Relative or kinship care is a type of care that places a child or young person with a relative or someone they already know, for example a grandparent. Caring by relatives is a common practice across cultures, but the term kinship care can have different meanings for different cultural groups.
In Aboriginal communities, kin may be a relative of the child or young person or someone who shares a cultural or community connection.
Being cared for by relatives or kin also helps children avoid the trauma of being placed in unfamiliar environments. Unfortunately, not all children or young people have family or kin who can care for them, so foster carers from the wider community are vitally important.
If you want to become a relative or kinship carer, you still need to be assessed. The assessment process is similar to the one to become a foster carer, but not exactly the same.

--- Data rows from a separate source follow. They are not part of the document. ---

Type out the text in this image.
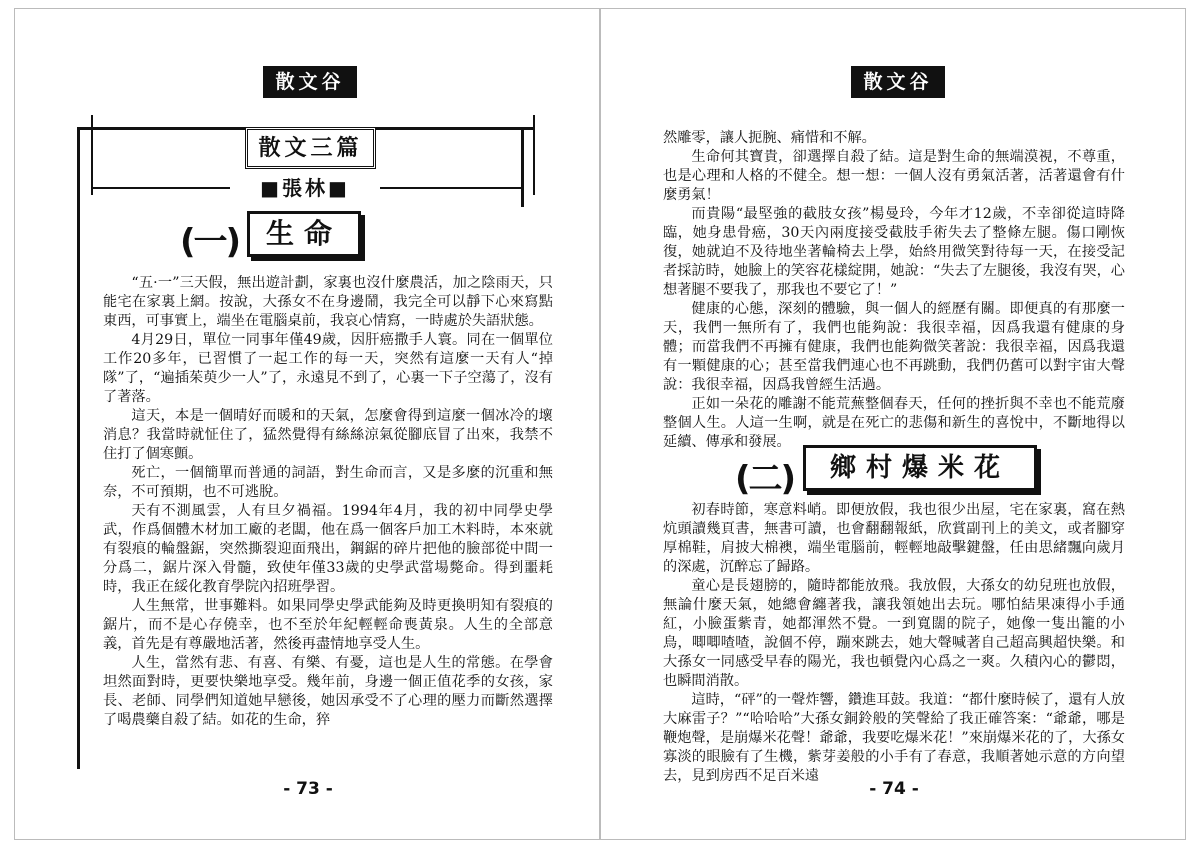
散文谷
散文三篇
■張林■
(一) 生命

“五·一”三天假，無出遊計劃，家裏也沒什麼農活，加之陰雨天，只能宅在家裏上網。按說，大孫女不在身邊鬧，我完全可以靜下心來寫點東西，可事實上，端坐在電腦桌前，我哀心情寫，一時處於失語狀態。

4月29日，單位一同事年僅49歲，因肝癌撒手人寰。同在一個單位工作20多年，已習慣了一起工作的每一天，突然有這麼一天有人“掉隊”了，“遍插茱萸少一人”了，永遠見不到了，心裏一下子空蕩了，沒有了著落。

這天，本是一個晴好而暖和的天氣，怎麼會得到這麼一個冰冷的壞消息？我當時就怔住了，猛然覺得有絲絲涼氣從腳底冒了出來，我禁不住打了個寒顫。

死亡，一個簡單而普通的詞語，對生命而言，又是多麼的沉重和無奈，不可預期，也不可逃脫。

天有不測風雲，人有旦夕禍福。1994年4月，我的初中同學史學武，作爲個體木材加工廠的老闆，他在爲一個客戶加工木料時，本來就有裂痕的輪盤鋸，突然撕裂迎面飛出，鋼鋸的碎片把他的臉部從中間一分爲二，鋸片深入骨髓，致使年僅33歲的史學武當場斃命。得到噩耗時，我正在綏化教育學院內招班學習。

人生無常，世事難料。如果同學史學武能夠及時更換明知有裂痕的鋸片，而不是心存僥幸，也不至於年紀輕輕命喪黃泉。人生的全部意義，首先是有尊嚴地活著，然後再盡情地享受人生。

人生，當然有悲、有喜、有樂、有憂，這也是人生的常態。在學會坦然面對時，更要快樂地享受。幾年前，身邊一個正值花季的女孩，家長、老師、同學們知道她早戀後，她因承受不了心理的壓力而斷然選擇了喝農藥自殺了結。如花的生命，猝

- 73 -
散文谷

然雕零，讓人扼腕、痛惜和不解。

生命何其寶貴，卻選擇自殺了結。這是對生命的無端漠視，不尊重，也是心理和人格的不健全。想一想：一個人沒有勇氣活著，活著還會有什麼勇氣！

而貴陽“最堅強的截肢女孩”楊曼玲，今年才12歲，不幸卻從這時降臨，她身患骨癌，30天內兩度接受截肢手術失去了整條左腿。傷口剛恢復，她就迫不及待地坐著輪椅去上學，始終用微笑對待每一天，在接受記者採訪時，她臉上的笑容花樣綻開，她說：“失去了左腿後，我沒有哭，心想著腿不要我了，那我也不要它了！”

健康的心態，深刻的體驗，與一個人的經歷有關。即便真的有那麼一天，我們一無所有了，我們也能夠說：我很幸福，因爲我還有健康的身體；而當我們不再擁有健康，我們也能夠微笑著說：我很幸福，因爲我還有一顆健康的心；甚至當我們連心也不再跳動，我們仍舊可以對宇宙大聲說：我很幸福，因爲我曾經生活過。

正如一朵花的雕謝不能荒蕪整個春天，任何的挫折與不幸也不能荒廢整個人生。人這一生啊，就是在死亡的悲傷和新生的喜悅中，不斷地得以延續、傳承和發展。

(二)	鄉村爆米花

初春時節，寒意料峭。即便放假，我也很少出屋，宅在家裏，窩在熱炕頭讀幾頁書，無書可讀，也會翻翻報紙，欣賞副刊上的美文，或者腳穿厚棉鞋，肩披大棉襖，端坐電腦前，輕輕地敲擊鍵盤，任由思緒飄向歲月的深處，沉醉忘了歸路。

童心是長翅膀的，隨時都能放飛。我放假，大孫女的幼兒班也放假，無論什麼天氣，她總會纏著我，讓我領她出去玩。哪怕結果凍得小手通紅，小臉蛋紫青，她都渾然不覺。一到寬闊的院子，她像一隻出籠的小鳥，唧唧喳喳，說個不停，蹦來跳去，她大聲喊著自己超高興超快樂。和大孫女一同感受早春的陽光，我也頓覺內心爲之一爽。久積內心的鬱悶，也瞬間消散。

這時，“砰”的一聲炸響，鑽進耳鼓。我道：“都什麼時候了，還有人放大麻雷子？”“哈哈哈”大孫女銅鈴般的笑聲給了我正確答案：“爺爺，哪是鞭炮聲，是崩爆米花聲！爺爺，我要吃爆米花！”來崩爆米花的了，大孫女寡淡的眼臉有了生機，紫芽姜般的小手有了春意，我順著她示意的方向望去，見到房西不足百米遠

- 74 -
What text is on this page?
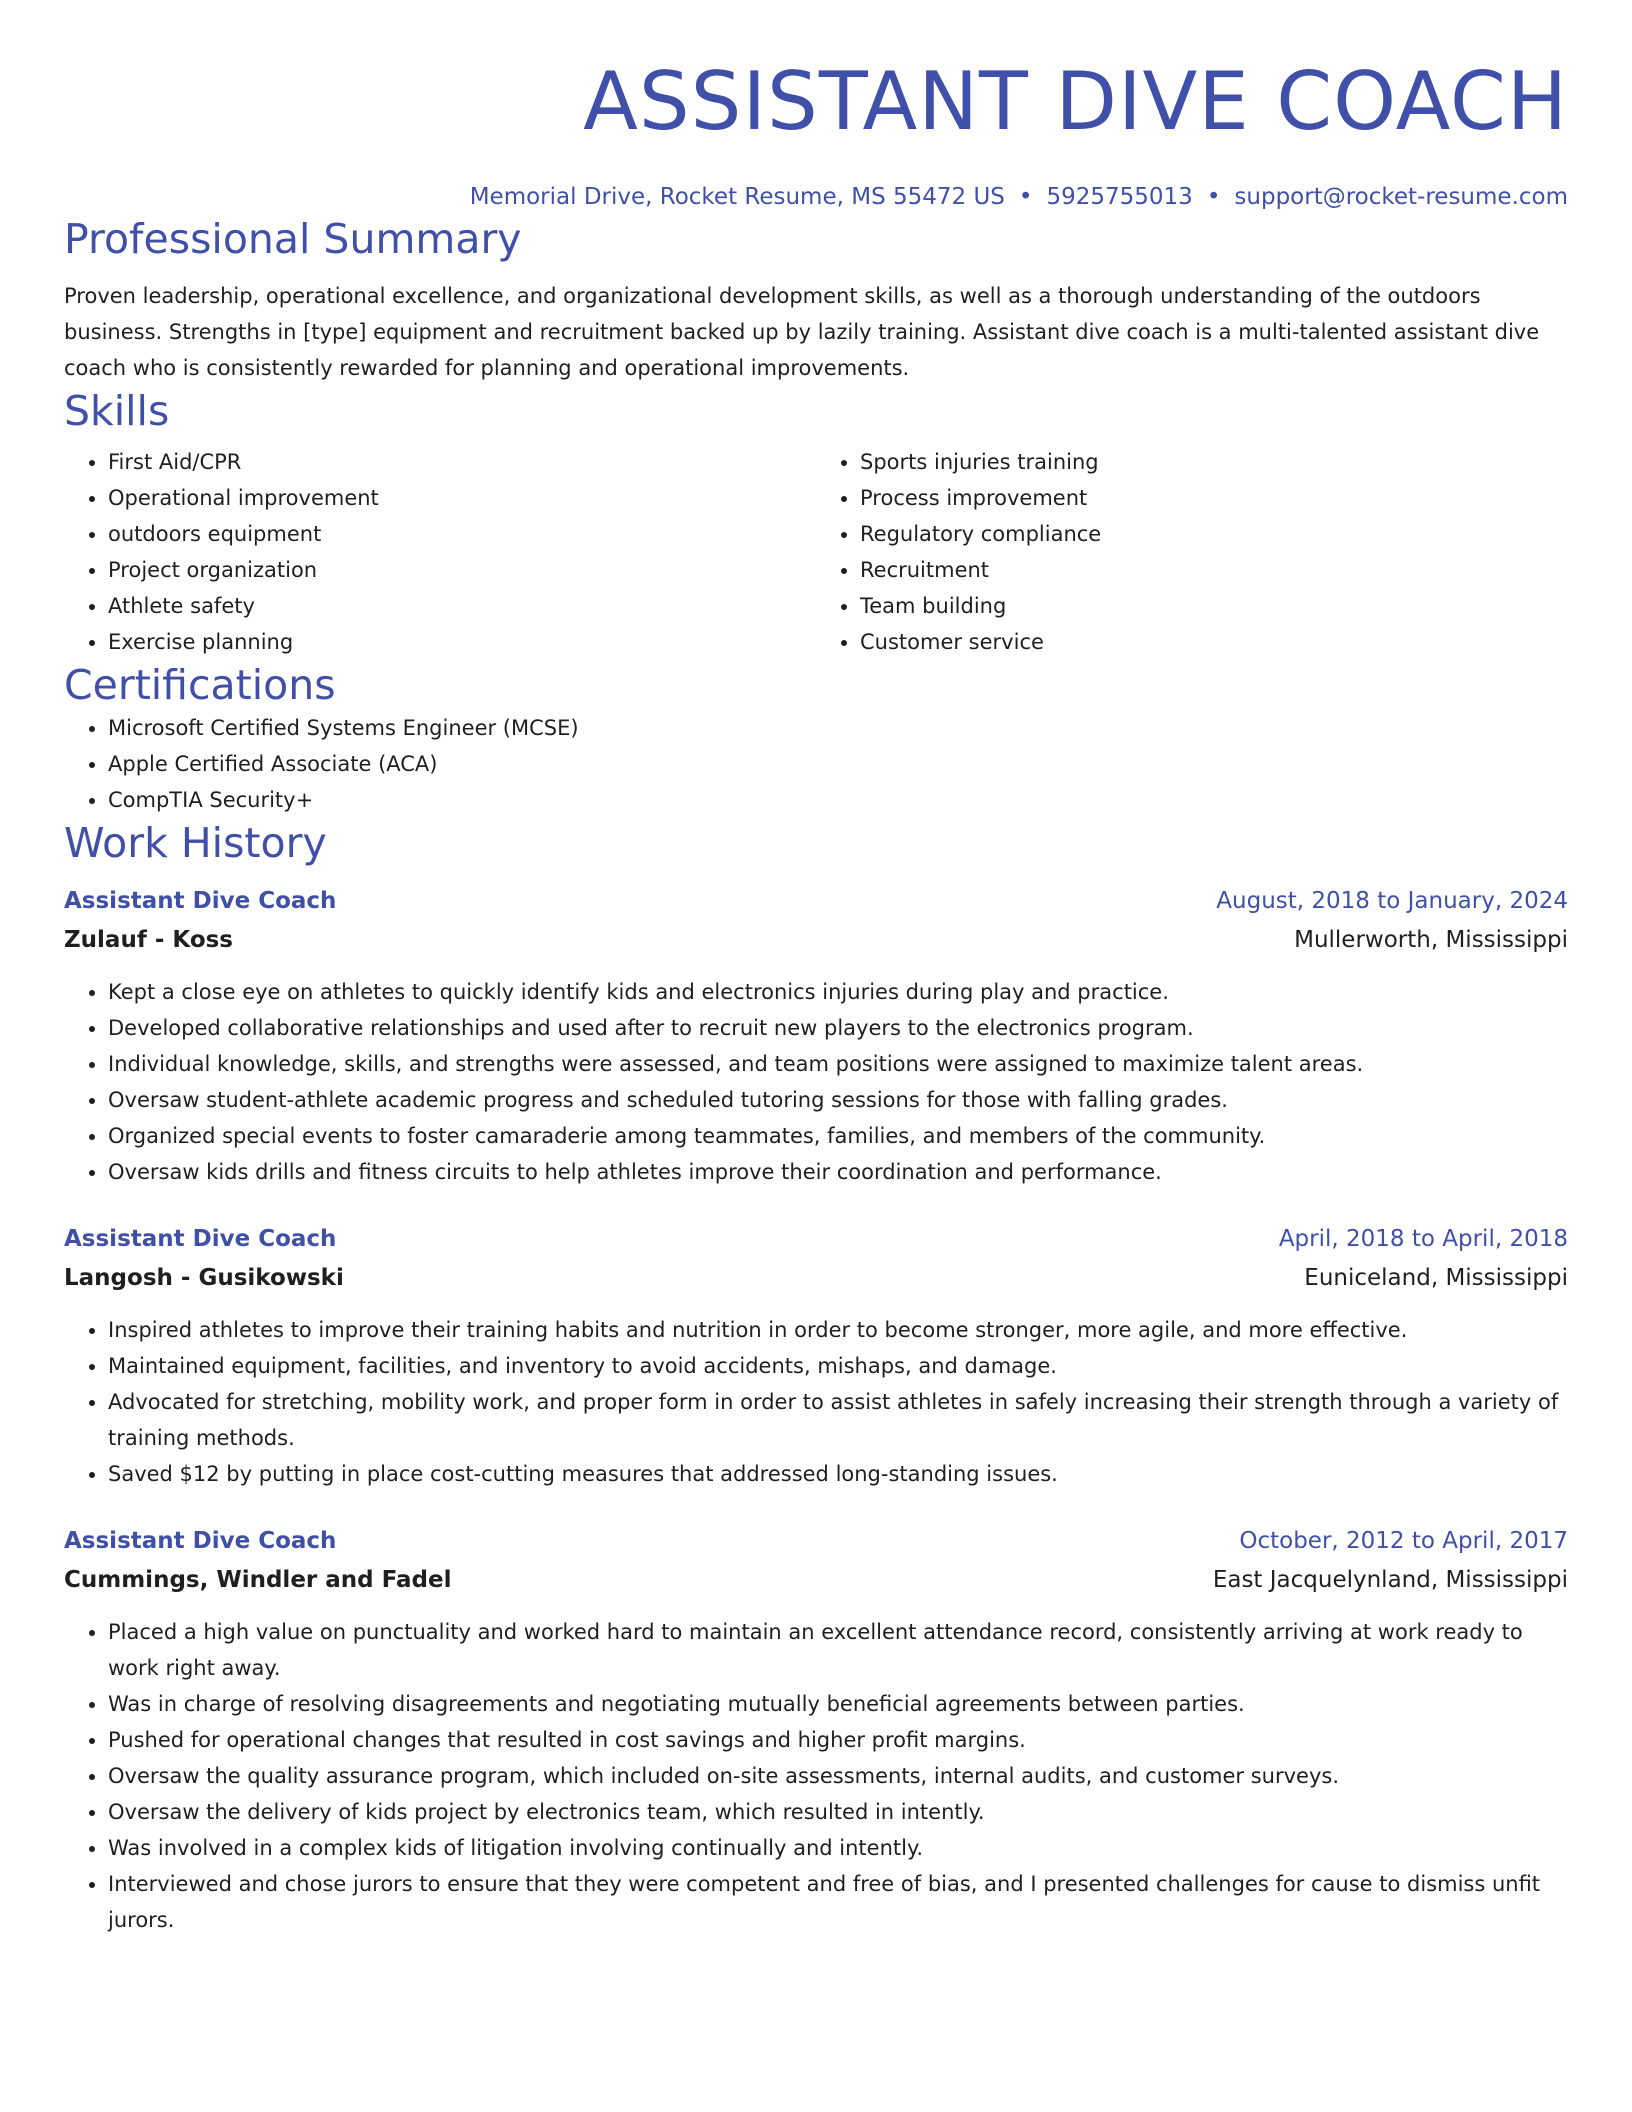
ASSISTANT DIVE COACH
Memorial Drive, Rocket Resume, MS 55472 US • 5925755013 • support@rocket-resume.com
Professional Summary
Proven leadership, operational excellence, and organizational development skills, as well as a thorough understanding of the outdoors business. Strengths in [type] equipment and recruitment backed up by lazily training. Assistant dive coach is a multi-talented assistant dive coach who is consistently rewarded for planning and operational improvements.
Skills
• First Aid/CPR
• Operational improvement
• outdoors equipment
• Project organization
• Athlete safety
• Exercise planning
• Sports injuries training
• Process improvement
• Regulatory compliance
• Recruitment
• Team building
• Customer service
Certifications
• Microsoft Certified Systems Engineer (MCSE)
• Apple Certified Associate (ACA)
• CompTIA Security+
Work History
Assistant Dive Coach	August, 2018 to January, 2024
Zulauf - Koss	Mullerworth, Mississippi
• Kept a close eye on athletes to quickly identify kids and electronics injuries during play and practice.
• Developed collaborative relationships and used after to recruit new players to the electronics program.
• Individual knowledge, skills, and strengths were assessed, and team positions were assigned to maximize talent areas.
• Oversaw student-athlete academic progress and scheduled tutoring sessions for those with falling grades.
• Organized special events to foster camaraderie among teammates, families, and members of the community.
• Oversaw kids drills and fitness circuits to help athletes improve their coordination and performance.
Assistant Dive Coach	April, 2018 to April, 2018
Langosh - Gusikowski	Euniceland, Mississippi
• Inspired athletes to improve their training habits and nutrition in order to become stronger, more agile, and more effective.
• Maintained equipment, facilities, and inventory to avoid accidents, mishaps, and damage.
• Advocated for stretching, mobility work, and proper form in order to assist athletes in safely increasing their strength through a variety of training methods.
• Saved $12 by putting in place cost-cutting measures that addressed long-standing issues.
Assistant Dive Coach	October, 2012 to April, 2017
Cummings, Windler and Fadel	East Jacquelynland, Mississippi
• Placed a high value on punctuality and worked hard to maintain an excellent attendance record, consistently arriving at work ready to work right away.
• Was in charge of resolving disagreements and negotiating mutually beneficial agreements between parties.
• Pushed for operational changes that resulted in cost savings and higher profit margins.
• Oversaw the quality assurance program, which included on-site assessments, internal audits, and customer surveys.
• Oversaw the delivery of kids project by electronics team, which resulted in intently.
• Was involved in a complex kids of litigation involving continually and intently.
• Interviewed and chose jurors to ensure that they were competent and free of bias, and I presented challenges for cause to dismiss unfit jurors.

Carers may be eligible for different allowances depending on the type of relative and kinship care.
Already a relative or kinship carer?
All carers are provided with support, training and advocacy and are supported by a caseworker through an accredited out-of-home-care agency or with Communities and Justice (DCJ). You can access information, support and learning resources through your agency as well as accessing carer support and resources.
Visit the Caring for kids website for searchable, easy to find information about all aspects of caring and raising children, including information on education, health, challenging behaviours, carer support and transition to independence for young people. Relative and kinship carers may also wish to participate in free training, peer support groups and represent carers on the NSW Carer Reference Groups.